Some years ago, Marco van Duyvendijk (b. 1974) went through a dark and intense period of life. He had the feeling of falling apart, over and over again. With ‘Valetudo’, he took the loneliness and isolation that came with this existential episode as a starting point for a creative collaboration with one of his muses, Sin Ying Chung.

The title of the book refers to one of the seventy-nine moons of Jupiter. Valetudo – one of the small moons, discovered only in 2017 – carries a rather strange set of characteristics.
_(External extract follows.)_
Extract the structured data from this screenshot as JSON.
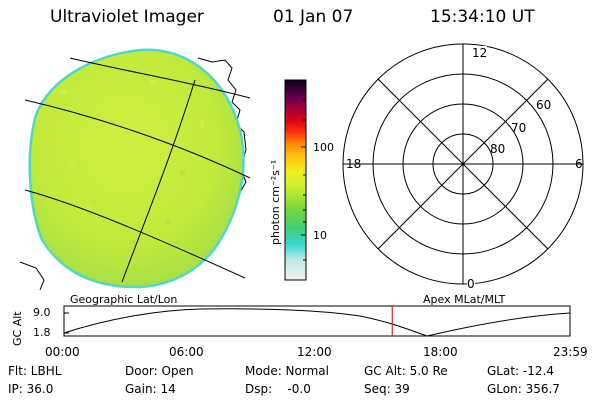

According to the astrological observations, the inner ring of Jupiter’s moons moves in the same direction as the planet, however the outer ring of moons revolves in the opposite direction.

It turns out that, despite being located at the outer ring of moons, Valetudo moves in the same direction as Jupiter. Hence, it will at some point collide with one of the other moons. When reading about Valetudo in a local newspaper, Van Duyvendijk immediately knew that this is the title for the book.
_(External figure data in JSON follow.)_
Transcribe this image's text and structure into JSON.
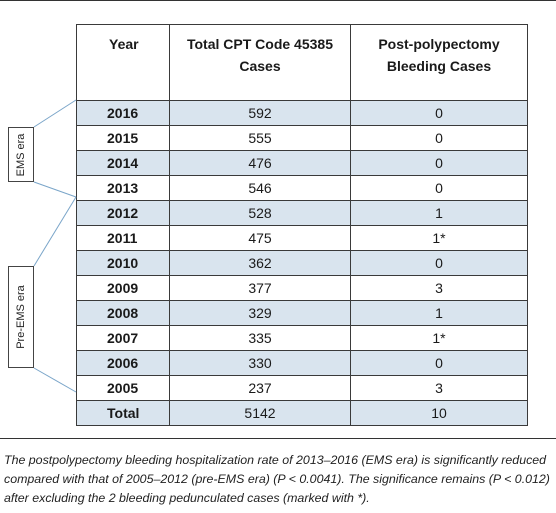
{
  "table": {
    "headers": {
      "year": "Year",
      "total_line1": "Total CPT Code 45385",
      "total_line2": "Cases",
      "bleeding_line1": "Post-polypectomy",
      "bleeding_line2": "Bleeding Cases"
    },
    "rows": [
      {
        "year": "2016",
        "total": "592",
        "bleeding": "0"
      },
      {
        "year": "2015",
        "total": "555",
        "bleeding": "0"
      },
      {
        "year": "2014",
        "total": "476",
        "bleeding": "0"
      },
      {
        "year": "2013",
        "total": "546",
        "bleeding": "0"
      },
      {
        "year": "2012",
        "total": "528",
        "bleeding": "1"
      },
      {
        "year": "2011",
        "total": "475",
        "bleeding": "1*"
      },
      {
        "year": "2010",
        "total": "362",
        "bleeding": "0"
      },
      {
        "year": "2009",
        "total": "377",
        "bleeding": "3"
      },
      {
        "year": "2008",
        "total": "329",
        "bleeding": "1"
      },
      {
        "year": "2007",
        "total": "335",
        "bleeding": "1*"
      },
      {
        "year": "2006",
        "total": "330",
        "bleeding": "0"
      },
      {
        "year": "2005",
        "total": "237",
        "bleeding": "3"
      },
      {
        "year": "Total",
        "total": "5142",
        "bleeding": "10"
      }
    ]
  },
  "eras": {
    "ems": "EMS era",
    "pre_ems": "Pre-EMS era"
  },
  "caption": "The postpolypectomy bleeding hospitalization rate of 2013–2016 (EMS era) is significantly reduced compared with that of 2005–2012 (pre-EMS era) (P < 0.0041). The significance remains (P < 0.012) after excluding the 2 bleeding pedunculated cases (marked with *).",
  "colors": {
    "row_shade": "#d9e4ee",
    "border": "#3a3a3a",
    "era_line": "#7aa5c9"
  }
}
The image of a little ‘lost’ entity, going the wrong way, resonated with his state of mind at that time. What’s more, it also reminded him of a popular Radiohead song, where Thom Yorke sang about the ‘accidents waiting to happen’. However, as eventually stated by Van Duyvendijk: “I thought my project was about darkness, about how everything can turn negative and incomprehensible, but I don’t think the book turned out like that. There is negative, but also positive.”

The minimalistic cover of the book – a black rectangle, sprinkled with silver dots and the title ‘Valetudo’ embroidered in the right bottom corner using the Morse code – invites into a secretive world away from that what is familiar. Apart from a few lines written in Morse code at the end of the book – which, once decoded, appears to arrive from ‘Wave’, a song text by the American singer Beck – the publication consists exclusively of photographs.

The images express a gentle juxtaposition between abstractions and nude portraits that Van Duyvendijk made of his muse.

The calm photographs of the moon suspended in the darkness of the cosmos combined with more tactile solarised photographs of what appears to be the surface of some celestial body, are mixed with the nudes. This altogether ignites the existential position that Van Duyvendijk must have felt to be absorbed by when producing this work. By way of collaborating with the model – who is also a good friend of the artist – the very personal and individual biography gets transformed in a more universal, epic, and mythical narration.

One moment can never be repeated. Each personal encounter, each situation changes us irreversibly. Being aware of this inevitable human faith expresses the complexity, sensitivity, and vulnerability of our being in the world. Of ourselves being part of a bigger story. The awareness of such can be depressing and trigger feelings of loneliness but it could also emanate a sense of freedom and peace of mind. This, in essence, is the paradox which vibrates from the pages of ‘Valetudo’.